Add a disable prevention rule - Administrator Guide - Cortex XSIAM - Cortex - Security Operations

Cortex XSIAM Documentation
Product
Cortex XSIAM
Creation date
2024-03-06
Last date published
2025-03-25
Category
Administrator Guide
Abstract

You can create granular exceptions to prevention actions defined for your endpoints.

You can create granular exceptions to prevention actions defined for your endpoints. In your disable prevention rules, you can specify hash types, file/folder paths, signers, certificate thumbprint, command line, or processes to exclude from the prevention actions triggered by specific security modules. These rules may be useful when you have processes that are essential to your organization, and must not be terminated. To cover all your endpoints, you can configure different exception rules per platform. Cortex XSIAM still generates alerts from the disabled rules.

Important

  • All applicable prevention actions are skipped for the files and process that match the properties defined in the rule.
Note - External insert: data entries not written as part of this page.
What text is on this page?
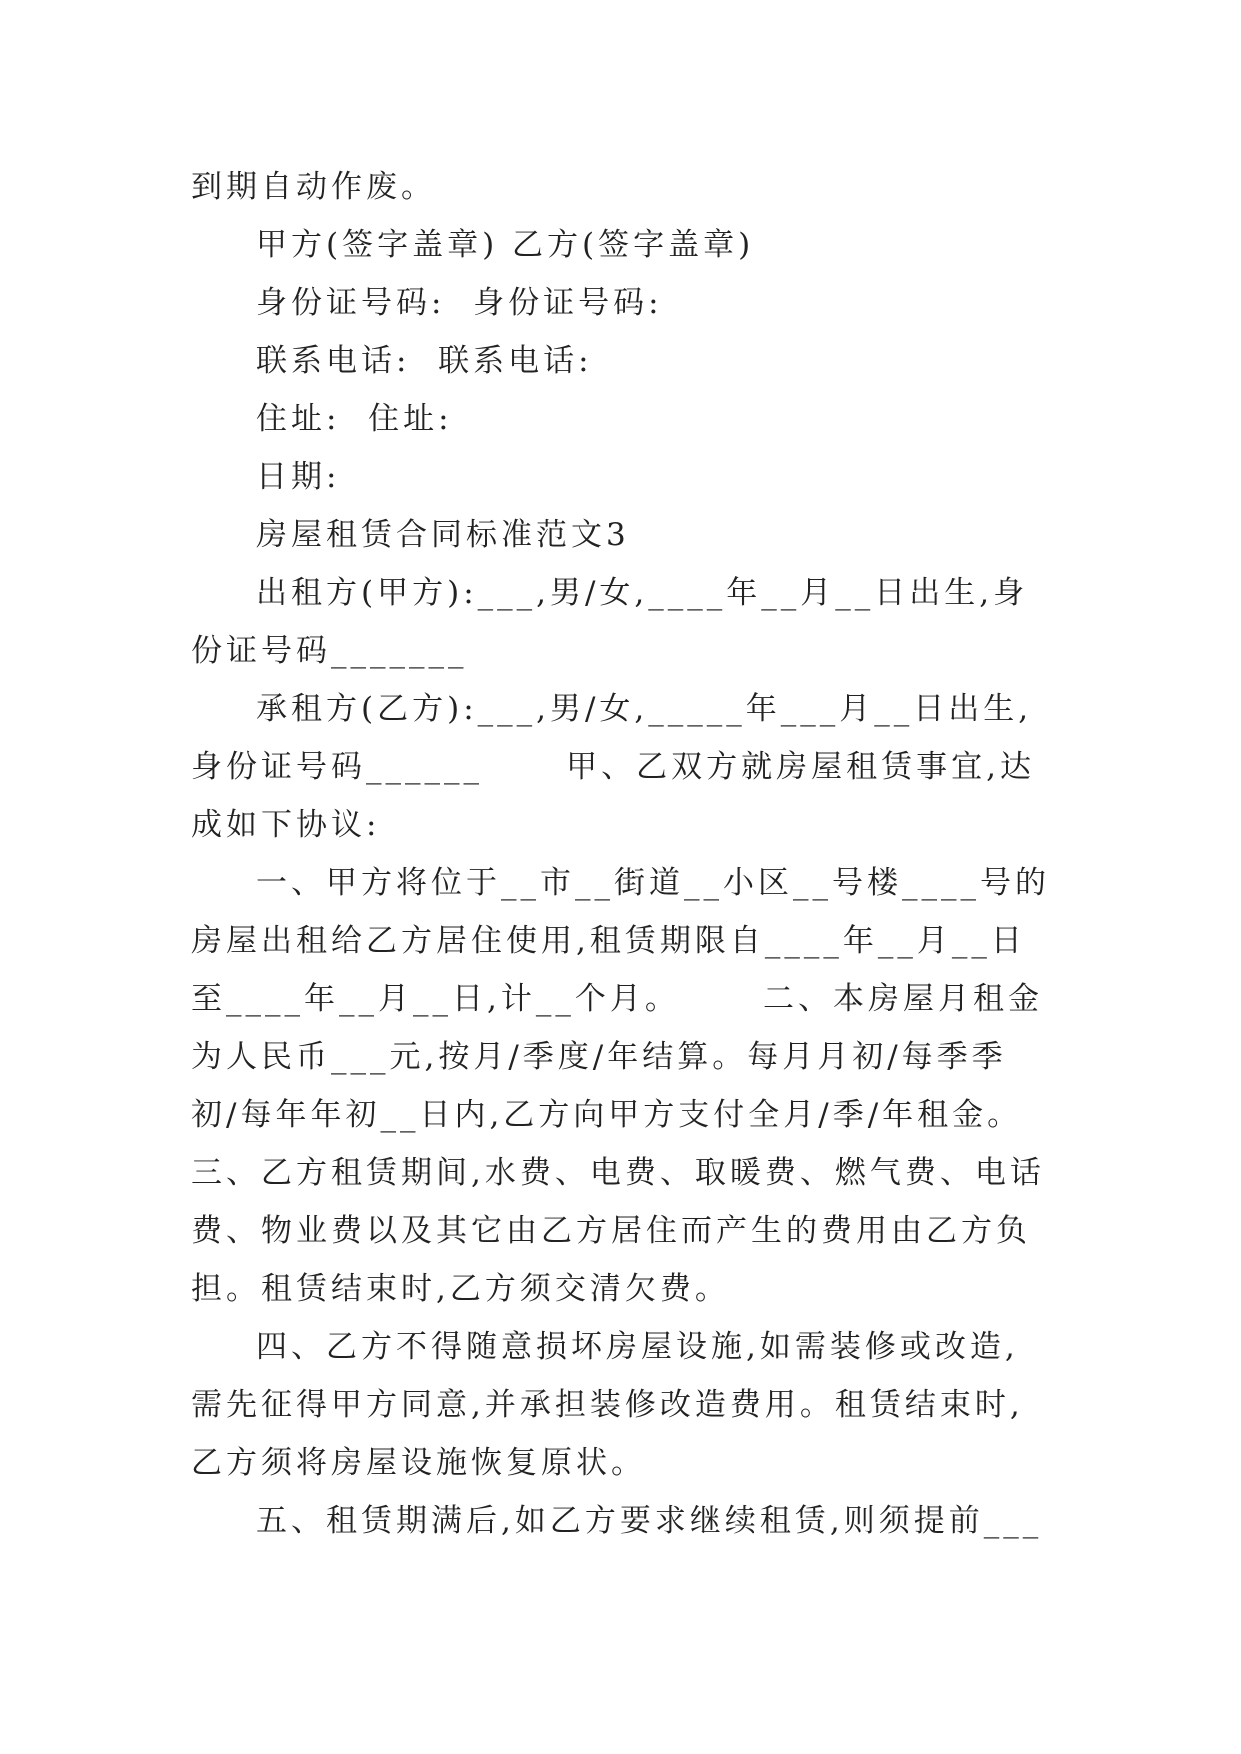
到期自动作废。

甲方(签字盖章) 乙方(签字盖章)

身份证号码:  身份证号码:

联系电话:  联系电话:

住址:  住址:

日期:

房屋租赁合同标准范文3

出租方(甲方):___,男/女,____年__月__日出生,身份证号码_______

承租方(乙方):___,男/女,_____年___月__日出生,身份证号码______      甲、乙双方就房屋租赁事宜,达成如下协议:

一、甲方将位于__市__街道__小区__号楼____号的房屋出租给乙方居住使用,租赁期限自____年__月__日至____年__月__日,计__个月。      二、本房屋月租金为人民币___元,按月/季度/年结算。每月月初/每季季初/每年年初__日内,乙方向甲方支付全月/季/年租金。      三、乙方租赁期间,水费、电费、取暖费、燃气费、电话费、物业费以及其它由乙方居住而产生的费用由乙方负担。租赁结束时,乙方须交清欠费。

四、乙方不得随意损坏房屋设施,如需装修或改造,需先征得甲方同意,并承担装修改造费用。租赁结束时,乙方须将房屋设施恢复原状。

五、租赁期满后,如乙方要求继续租赁,则须提前___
  • Consider the consequences of disabling a prevention rule before you add the exception, and monitor it over time.

  • You can only apply a Disable Prevention Rule to endpoints running Cortex XDR agents version 7.9 and later.

  1. Go to SettingsException ConfigurationDisable Prevention Rules.

  2. Click +Add Rule.

  3. For Rule Name, enter a meaningful name for the rule.

  4. (Optional) Enter a description for the business reason or intent for the rule.

  5. Click Next.

  6. For Platform, select the operating system that you require.

  7. Under Target Properties, you can configure any combination of parameters. If a parameter is not specified, all values are allowed.

    When you specify two or more values, the exception is applied only if the file satisfies all the specified target properties.

    You can use wildcards for matching the Command Line or Files/Folders path.

    • Hash: enter a specific SHA256 hash

    • Files/Folders: specify the path to the required files or folders

    • Command Line: specify a command line argument

    • Signer Name: specify a trusted signer

    • Certificate Thumbprint: specify a certificate thumbprint

  8. For Modules, select one or more security modules that won't trigger prevention actions.

    The actions triggered by the other modules are not affected.

  9. For Scope, select the scope for the rule:

    • If you want to apply the rule to all endpoints, select Global (all endpoints).

    • If you want to apply the rule to only specific exception profiles, click Exception Profiles, and then select them from the list.

  10. Click Next.

  11. Review the configurations for the exception, and if the risks are acceptable to you, select I understand the risk, and then click Create.